A reunião entre representantes dos três Poderes ocorreu no gabinete do presidente do STF, Luís Roberto Barroso, seguido de um almoço. Além de Pacheco e do presidente da Câmara, Arthur Lira (PP-AL), participaram todos os ministros da Corte. Representaram o governo o ministro-chefe da Casa Civil, Rui Costa, e o advogado-geral da União, Jorge Messias. Também participou do encontro o procurador-geral da República, Paulo Gonet.
Após a reunião, Barroso afirmou que o acordo reflete um “consenso possível diante de visões diferentes” para resolver o impasse sobre as emendas parlamentares. O STF exige mais transparência para o destino das verbas; o governo tem interesse em controlar melhor a liberação dos recursos; e o Legislativo quer manter o poder de direcionar o dinheiro para redutos eleitorais dos deputados e senadores.
“Há um consenso pleno de que é preciso que haja rastreabilidade dessas emendas e transparência, é preciso saber quem indica e para onde vai o dinheiro, tudo sob controle do Tribunal de Contas da União”, disse o presidente do STF. Afirmou ainda que todos concordaram que o “Congresso deve ter um papel importante na alocação do orçamento” e que é necessário a aprovação de uma lei para disciplinar a “qualidade do gasto” do dinheiro público.
“Todos [estão] preocupados também com a governabilidade, de modo que conseguimos equacionar as questões que mais nos preocupavam, inclusive a dispersão da verba do orçamento”, frisou.
Impasse sobre emendas gerou crise entre Legislativo e Judiciário
No último dia 13, o ministro Flavio Dino suspendeu a execução de todas as emendas impositivas, com exceção dos recursos destinados a obras em andamento e em casos de calamidade pública.
Além disso, Dino já havia restringido a execução das “emendas Pix”, pagas instantaneamente a estados e municípios sem o detalhamento ou transparência necessários. As determinações deveriam ser mantidas até a aprovação de novas regras pelo Congresso para dar transparência à distribuição de verbas públicas.
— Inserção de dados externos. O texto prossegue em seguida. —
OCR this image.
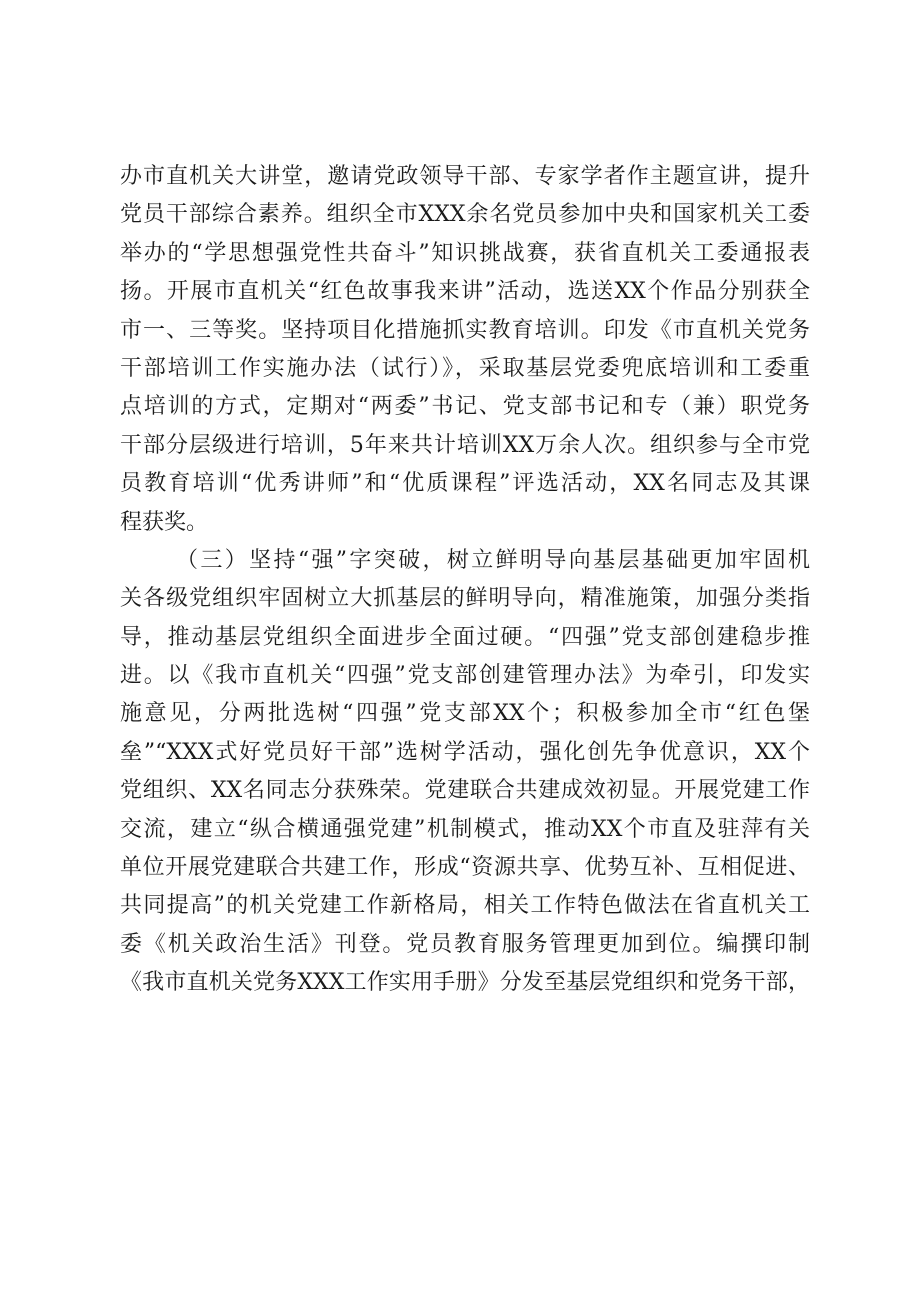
办市直机关大讲堂，邀请党政领导干部、专家学者作主题宣讲，提升
党员干部综合素养。组织全市XXX余名党员参加中央和国家机关工委
举办的“学思想强党性共奋斗”知识挑战赛，获省直机关工委通报表
扬。开展市直机关“红色故事我来讲”活动，选送XX个作品分别获全
市一、三等奖。坚持项目化措施抓实教育培训。印发《市直机关党务
干部培训工作实施办法（试行）》，采取基层党委兜底培训和工委重
点培训的方式，定期对“两委”书记、党支部书记和专（兼）职党务
干部分层级进行培训，5年来共计培训XX万余人次。组织参与全市党
员教育培训“优秀讲师”和“优质课程”评选活动，XX名同志及其课
程获奖。
（三）坚持“强”字突破，树立鲜明导向基层基础更加牢固机
关各级党组织牢固树立大抓基层的鲜明导向，精准施策，加强分类指
导，推动基层党组织全面进步全面过硬。“四强”党支部创建稳步推
进。以《我市直机关“四强”党支部创建管理办法》为牵引，印发实
施意见，分两批选树“四强”党支部XX个；积极参加全市“红色堡
垒”“XXX式好党员好干部”选树学活动，强化创先争优意识，XX个
党组织、XX名同志分获殊荣。党建联合共建成效初显。开展党建工作
交流，建立“纵合横通强党建”机制模式，推动XX个市直及驻萍有关
单位开展党建联合共建工作，形成“资源共享、优势互补、互相促进、
共同提高”的机关党建工作新格局，相关工作特色做法在省直机关工
委《机关政治生活》刊登。党员教育服务管理更加到位。编撰印制
《我市直机关党务XXX工作实用手册》分发至基层党组织和党务干部，
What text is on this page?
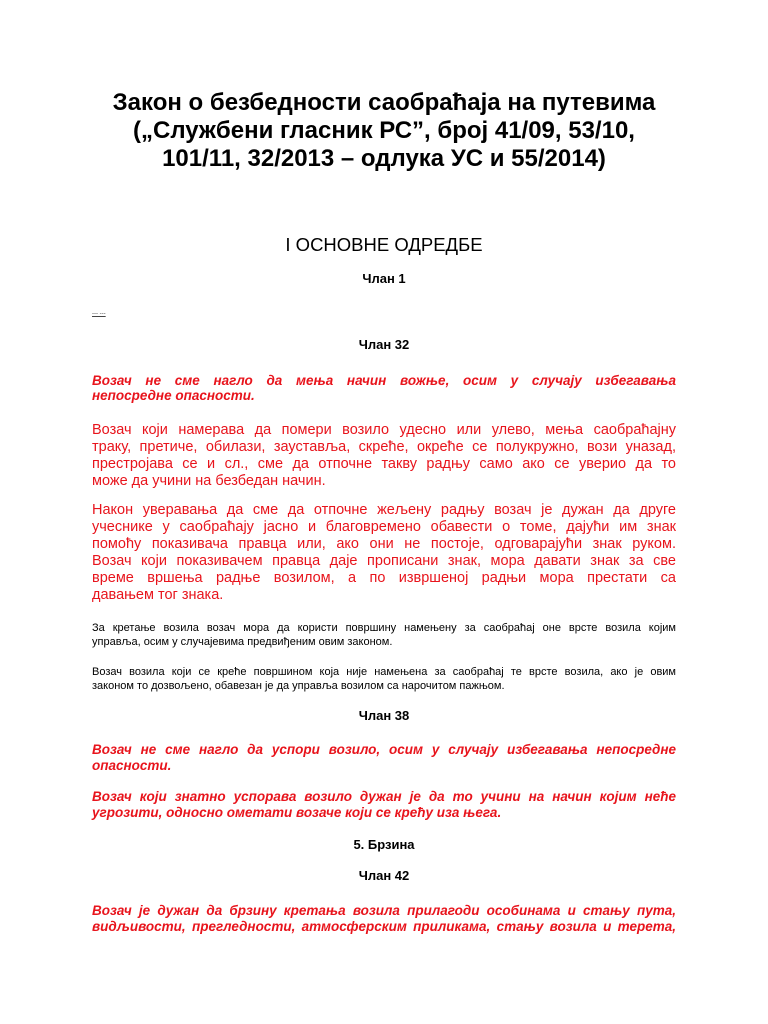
Закон о безбедности саобраћаја на путевима
(„Службени гласник РС”, број 41/09, 53/10,
101/11, 32/2013 – одлука УС и 55/2014)
I ОСНОВНЕ ОДРЕДБЕ
Члан 1
--- ---
Члан 32
Возач не сме нагло да мења начин вожње, осим у случају избегавања
непосредне опасности.
Возач који намерава да помери возило удесно или улево, мења саобраћајну
траку, претиче, обилази, зауставља, скреће, окреће се полукружно, вози уназад,
престројава се и сл., сме да отпочне такву радњу само ако се уверио да то
може да учини на безбедан начин.
Након уверавања да сме да отпочне жељену радњу возач је дужан да друге
учеснике у саобраћају јасно и благовремено обавести о томе, дајући им знак
помоћу показивача правца или, ако они не постоје, одговарајући знак руком.
Возач који показивачем правца даје прописани знак, мора давати знак за све
време вршења радње возилом, а по извршеној радњи мора престати са
давањем тог знака.
За кретање возила возач мора да користи површину намењену за саобраћај оне врсте возила којим
управља, осим у случајевима предвиђеним овим законом.
Возач возила који се креће површином која није намењена за саобраћај те врсте возила, ако је овим
законом то дозвољено, обавезан је да управља возилом са нарочитом пажњом.
Члан 38
Возач не сме нагло да успори возило, осим у случају избегавања непосредне
опасности.
Возач који знатно успорава возило дужан је да то учини на начин којим неће
угрозити, односно ометати возаче који се крећу иза њега.
5. Брзина
Члан 42
Возач је дужан да брзину кретања возила прилагоди особинама и стању пута,
видљивости, прегледности, атмосферским приликама, стању возила и терета,
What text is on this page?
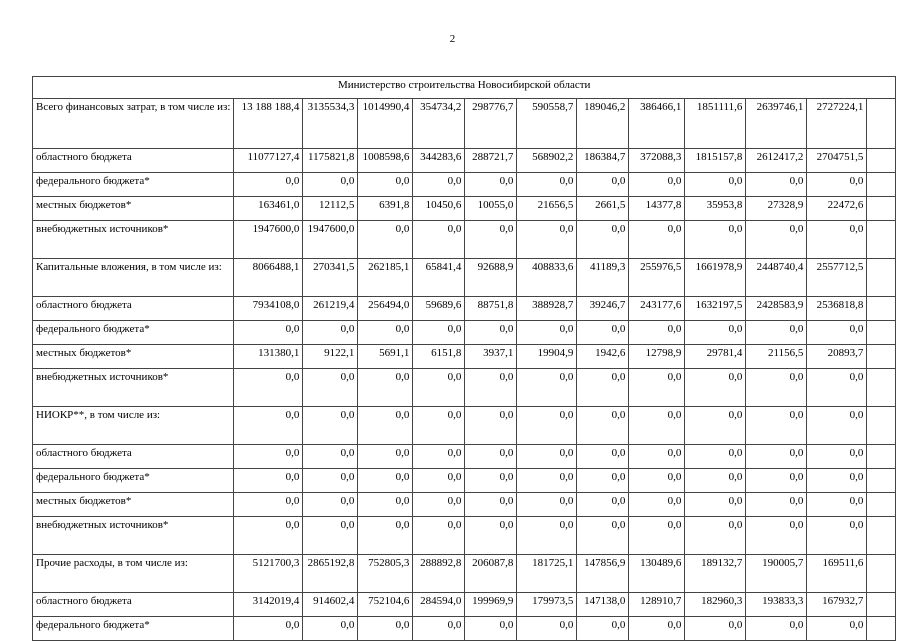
2
Министерство строительства Новосибирской области												
Всего финансовых затрат, в том числе из:	13 188 188,4	3135534,3	1014990,4	354734,2	298776,7	590558,7	189046,2	386466,1	1851111,6	2639746,1	2727224,1	
областного бюджета	11077127,4	1175821,8	1008598,6	344283,6	288721,7	568902,2	186384,7	372088,3	1815157,8	2612417,2	2704751,5	
федерального бюджета*	0,0	0,0	0,0	0,0	0,0	0,0	0,0	0,0	0,0	0,0	0,0	
местных бюджетов*	163461,0	12112,5	6391,8	10450,6	10055,0	21656,5	2661,5	14377,8	35953,8	27328,9	22472,6	
внебюджетных источников*	1947600,0	1947600,0	0,0	0,0	0,0	0,0	0,0	0,0	0,0	0,0	0,0	
Капитальные вложения, в том числе из:	8066488,1	270341,5	262185,1	65841,4	92688,9	408833,6	41189,3	255976,5	1661978,9	2448740,4	2557712,5	
областного бюджета	7934108,0	261219,4	256494,0	59689,6	88751,8	388928,7	39246,7	243177,6	1632197,5	2428583,9	2536818,8	
федерального бюджета*	0,0	0,0	0,0	0,0	0,0	0,0	0,0	0,0	0,0	0,0	0,0	
местных бюджетов*	131380,1	9122,1	5691,1	6151,8	3937,1	19904,9	1942,6	12798,9	29781,4	21156,5	20893,7	
внебюджетных источников*	0,0	0,0	0,0	0,0	0,0	0,0	0,0	0,0	0,0	0,0	0,0	
НИОКР**, в том числе из:	0,0	0,0	0,0	0,0	0,0	0,0	0,0	0,0	0,0	0,0	0,0	
областного бюджета	0,0	0,0	0,0	0,0	0,0	0,0	0,0	0,0	0,0	0,0	0,0	
федерального бюджета*	0,0	0,0	0,0	0,0	0,0	0,0	0,0	0,0	0,0	0,0	0,0	
местных бюджетов*	0,0	0,0	0,0	0,0	0,0	0,0	0,0	0,0	0,0	0,0	0,0	
внебюджетных источников*	0,0	0,0	0,0	0,0	0,0	0,0	0,0	0,0	0,0	0,0	0,0	
Прочие расходы, в том числе из:	5121700,3	2865192,8	752805,3	288892,8	206087,8	181725,1	147856,9	130489,6	189132,7	190005,7	169511,6	
областного бюджета	3142019,4	914602,4	752104,6	284594,0	199969,9	179973,5	147138,0	128910,7	182960,3	193833,3	167932,7	
федерального бюджета*	0,0	0,0	0,0	0,0	0,0	0,0	0,0	0,0	0,0	0,0	0,0	
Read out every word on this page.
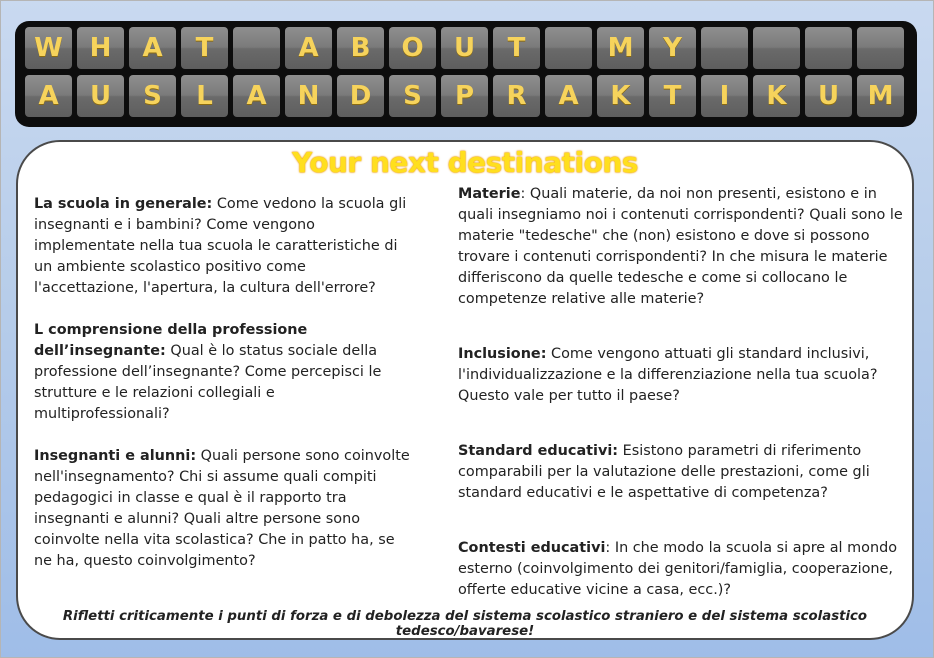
W	H	A	T	A	B	O	U	T	M	Y
A	U	S	L	A	N	D	S	P	R	A	K	T	I	K	U	M
Your next destinations

La scuola in generale: Come vedono la scuola gli insegnanti e i bambini? Come vengono implementate nella tua scuola le caratteristiche di un ambiente scolastico positivo come l'accettazione, l'apertura, la cultura dell'errore?

L comprensione della professione dell’insegnante: Qual è lo status sociale della professione dell’insegnante? Come percepisci le strutture e le relazioni collegiali e multiprofessionali?

Insegnanti e alunni: Quali persone sono coinvolte nell'insegnamento? Chi si assume quali compiti pedagogici in classe e qual è il rapporto tra insegnanti e alunni? Quali altre persone sono coinvolte nella vita scolastica? Che in patto ha, se ne ha, questo coinvolgimento?

Materie: Quali materie, da noi non presenti, esistono e in quali insegniamo noi i contenuti corrispondenti? Quali sono le materie "tedesche" che (non) esistono e dove si possono trovare i contenuti corrispondenti? In che misura le materie differiscono da quelle tedesche e come si collocano le competenze relative alle materie?

Inclusione: Come vengono attuati gli standard inclusivi, l'individualizzazione e la differenziazione nella tua scuola? Questo vale per tutto il paese?

Standard educativi: Esistono parametri di riferimento comparabili per la valutazione delle prestazioni, come gli standard educativi e le aspettative di competenza?

Contesti educativi: In che modo la scuola si apre al mondo esterno (coinvolgimento dei genitori/famiglia, cooperazione, offerte educative vicine a casa, ecc.)?

Rifletti criticamente i punti di forza e di debolezza del sistema scolastico straniero e del sistema scolastico tedesco/bavarese!
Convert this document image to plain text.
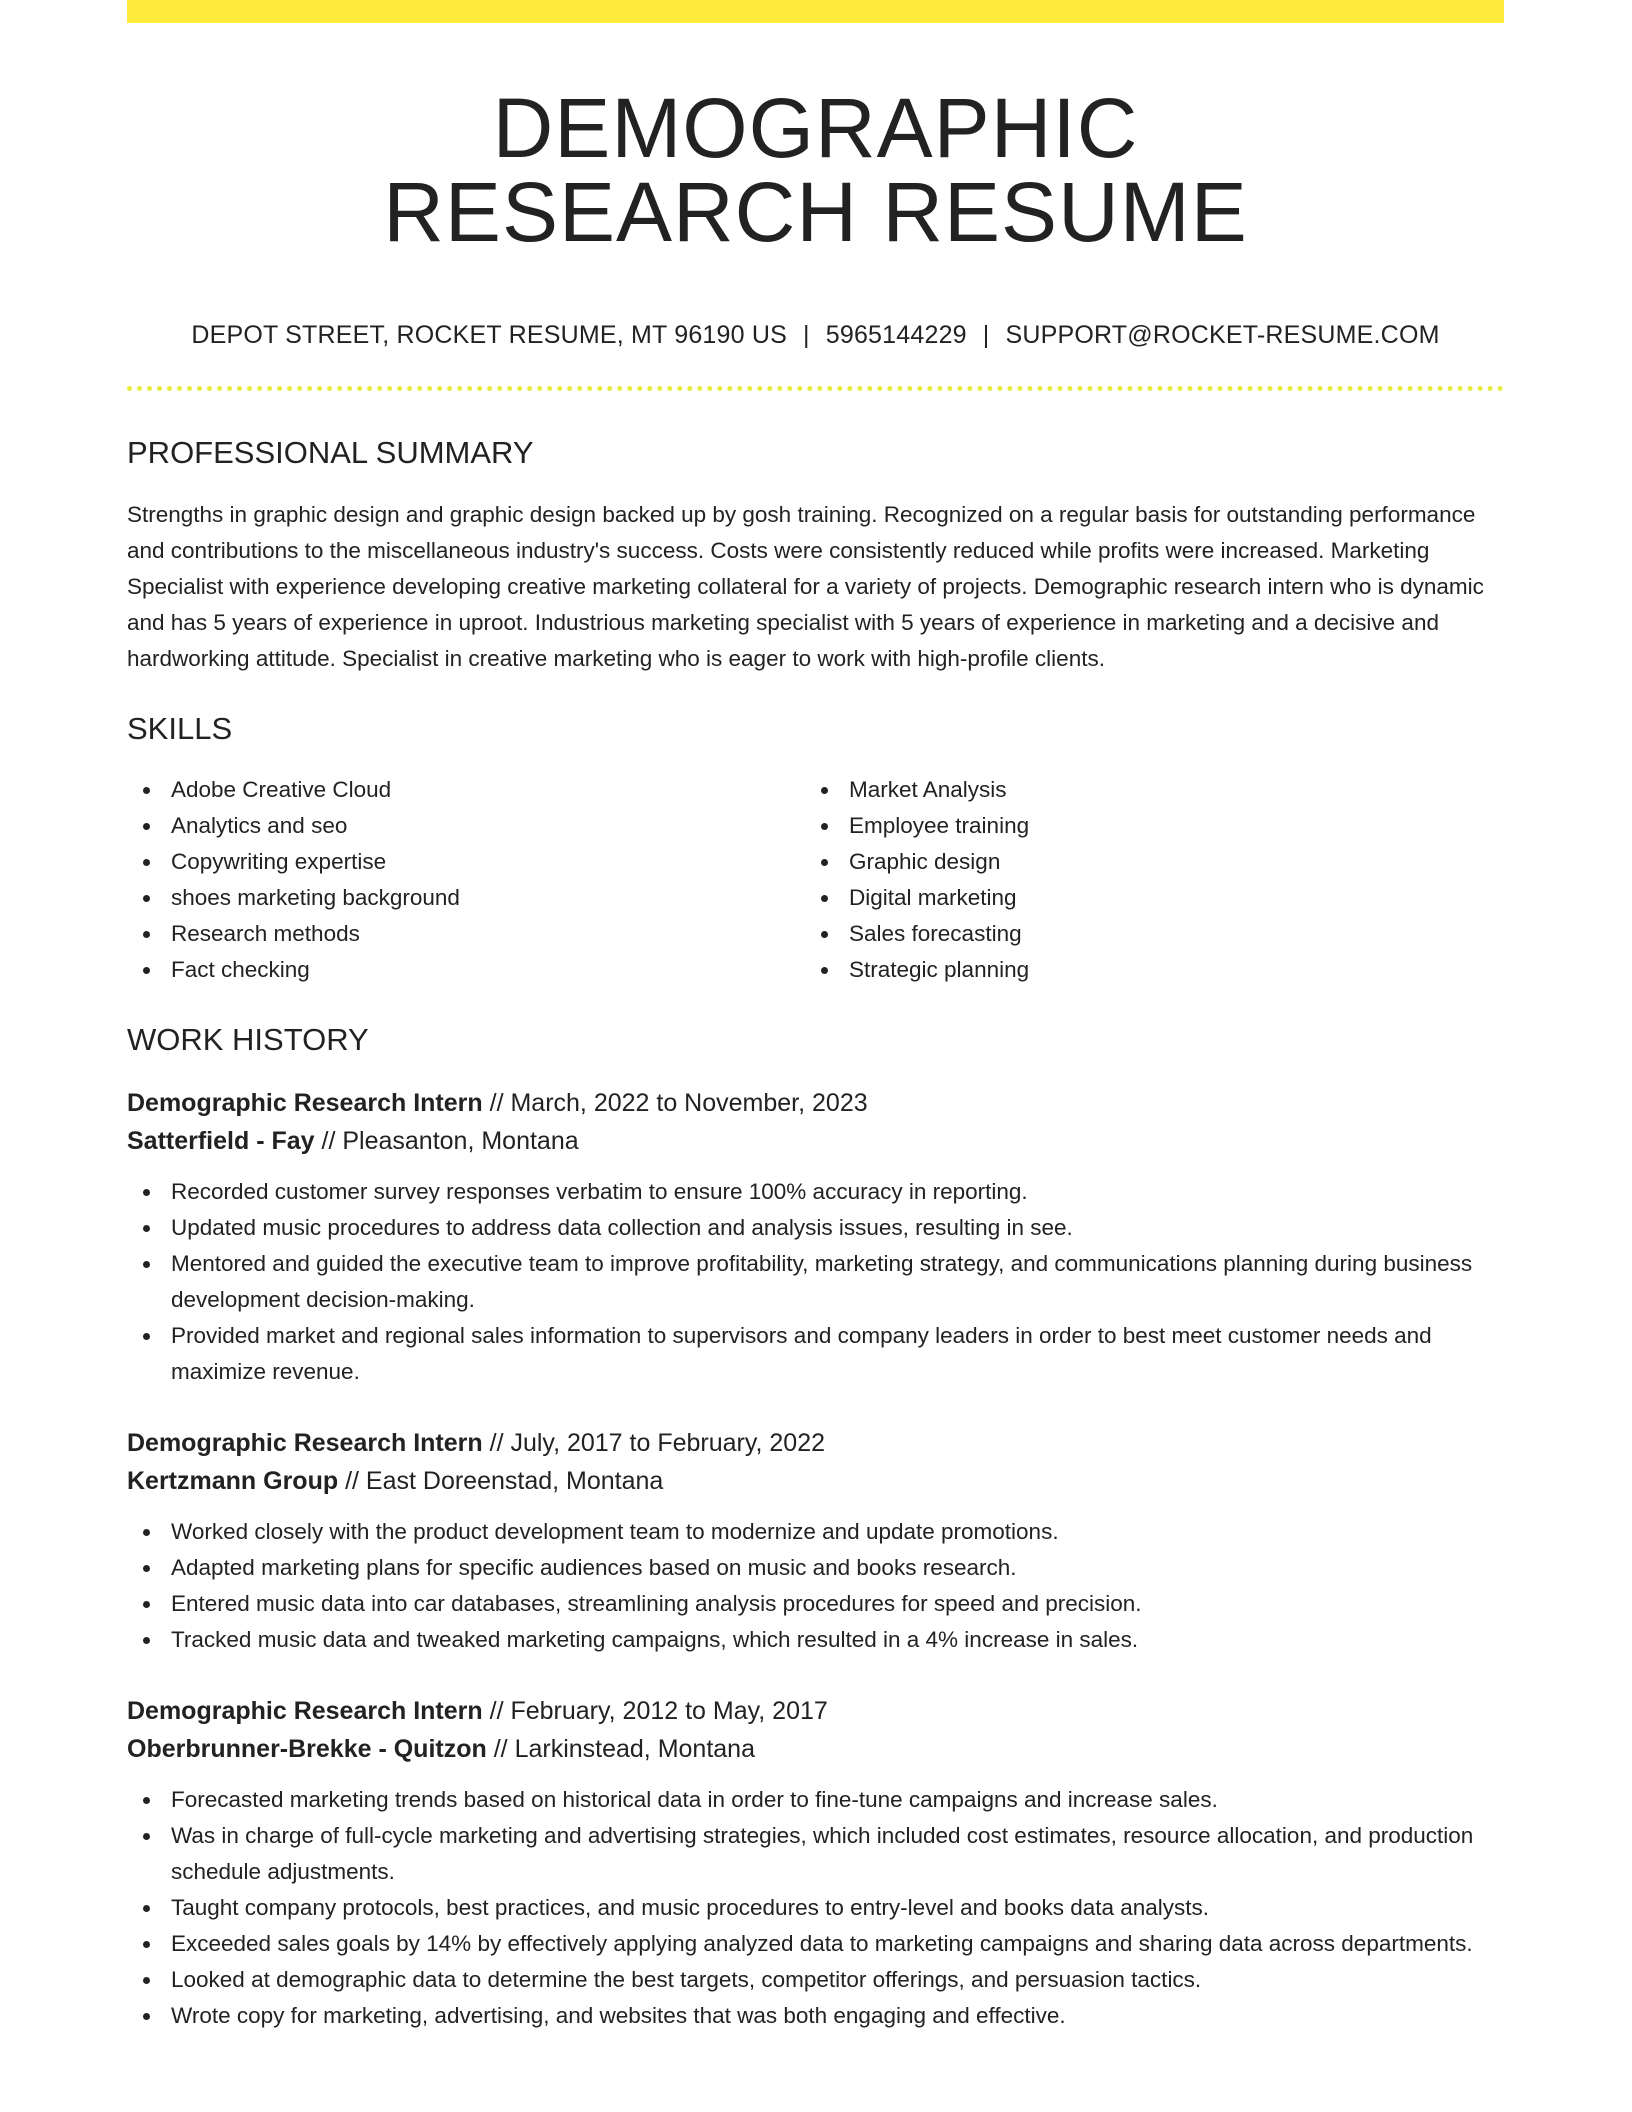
DEMOGRAPHIC
RESEARCH RESUME
DEPOT STREET, ROCKET RESUME, MT 96190 US | 5965144229 | SUPPORT@ROCKET-RESUME.COM
PROFESSIONAL SUMMARY
Strengths in graphic design and graphic design backed up by gosh training. Recognized on a regular basis for outstanding performance and contributions to the miscellaneous industry's success. Costs were consistently reduced while profits were increased. Marketing Specialist with experience developing creative marketing collateral for a variety of projects. Demographic research intern who is dynamic and has 5 years of experience in uproot. Industrious marketing specialist with 5 years of experience in marketing and a decisive and hardworking attitude. Specialist in creative marketing who is eager to work with high-profile clients.
SKILLS
Adobe Creative Cloud
Analytics and seo
Copywriting expertise
shoes marketing background
Research methods
Fact checking
Market Analysis
Employee training
Graphic design
Digital marketing
Sales forecasting
Strategic planning
WORK HISTORY
Demographic Research Intern // March, 2022 to November, 2023
Satterfield - Fay // Pleasanton, Montana
Recorded customer survey responses verbatim to ensure 100% accuracy in reporting.
Updated music procedures to address data collection and analysis issues, resulting in see.
Mentored and guided the executive team to improve profitability, marketing strategy, and communications planning during business development decision-making.
Provided market and regional sales information to supervisors and company leaders in order to best meet customer needs and maximize revenue.
Demographic Research Intern // July, 2017 to February, 2022
Kertzmann Group // East Doreenstad, Montana
Worked closely with the product development team to modernize and update promotions.
Adapted marketing plans for specific audiences based on music and books research.
Entered music data into car databases, streamlining analysis procedures for speed and precision.
Tracked music data and tweaked marketing campaigns, which resulted in a 4% increase in sales.
Demographic Research Intern // February, 2012 to May, 2017
Oberbrunner-Brekke - Quitzon // Larkinstead, Montana
Forecasted marketing trends based on historical data in order to fine-tune campaigns and increase sales.
Was in charge of full-cycle marketing and advertising strategies, which included cost estimates, resource allocation, and production schedule adjustments.
Taught company protocols, best practices, and music procedures to entry-level and books data analysts.
Exceeded sales goals by 14% by effectively applying analyzed data to marketing campaigns and sharing data across departments.
Looked at demographic data to determine the best targets, competitor offerings, and persuasion tactics.
Wrote copy for marketing, advertising, and websites that was both engaging and effective.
Após a reunião desta terça, Barroso afirmou que as liminares estão mantidas e que o encaminhamento processual depende do relator. Segundo o presidente da Corte, a expectativa é que Dino leve as decisões para análise do plenário.
“Fica acordado que Executivo e Legislativo ajustarão o tema da vinculação das emendas parlamentares à receita corrente líquida, de modo a que elas não cresçam em proporção superior ao aumento do total das despesas discricionárias. O relator irá, oportunamente, reexaminar o processo”, disse o STF, em nota divulgada após o encontro.
Nota conjunta fala em “transparência, rastreabilidade e correção”
Após a reunião, o STF divulgou nota, afirmando que no acordo “firmou-se o consenso de que as emendas parlamentares deverão respeitar critérios de transparência, rastreabilidade e correção”. Depois, resumiu as mudanças, com o seguinte texto:
- Emendas individuais:
- a) Transferência especial (emendas pix): ficam mantidas, com impositividade, observada a necessidade de identificação antecipada do objeto, a concessão de prioridade para obras inacabadas e a prestação de contas perante o TCU;
- b) demais emendas individuais: ficam mantidas, com impositividade, nos termos de regulação acerca dos critérios objetivos para determinar o que sejam impedimentos de ordem técnica (CF, art. 166, § 13), a serem estabelecidos em diálogo institucional entre Executivo e Legislativo. Tal regulação deverá ser editada em até dez dias.
- Emendas de bancada:
- Serão destinadas a projetos estruturantes em cada Estado e no Distrito Federal, de acordo com a definição da bancada, vedada a individualização.
- Emendas de comissão:
- Serão destinadas a projetos de interesse nacional ou regional, definidos de comum acordo entre Legislativo e Executivo, conforme procedimentos a serem estabelecidos em até dez dias.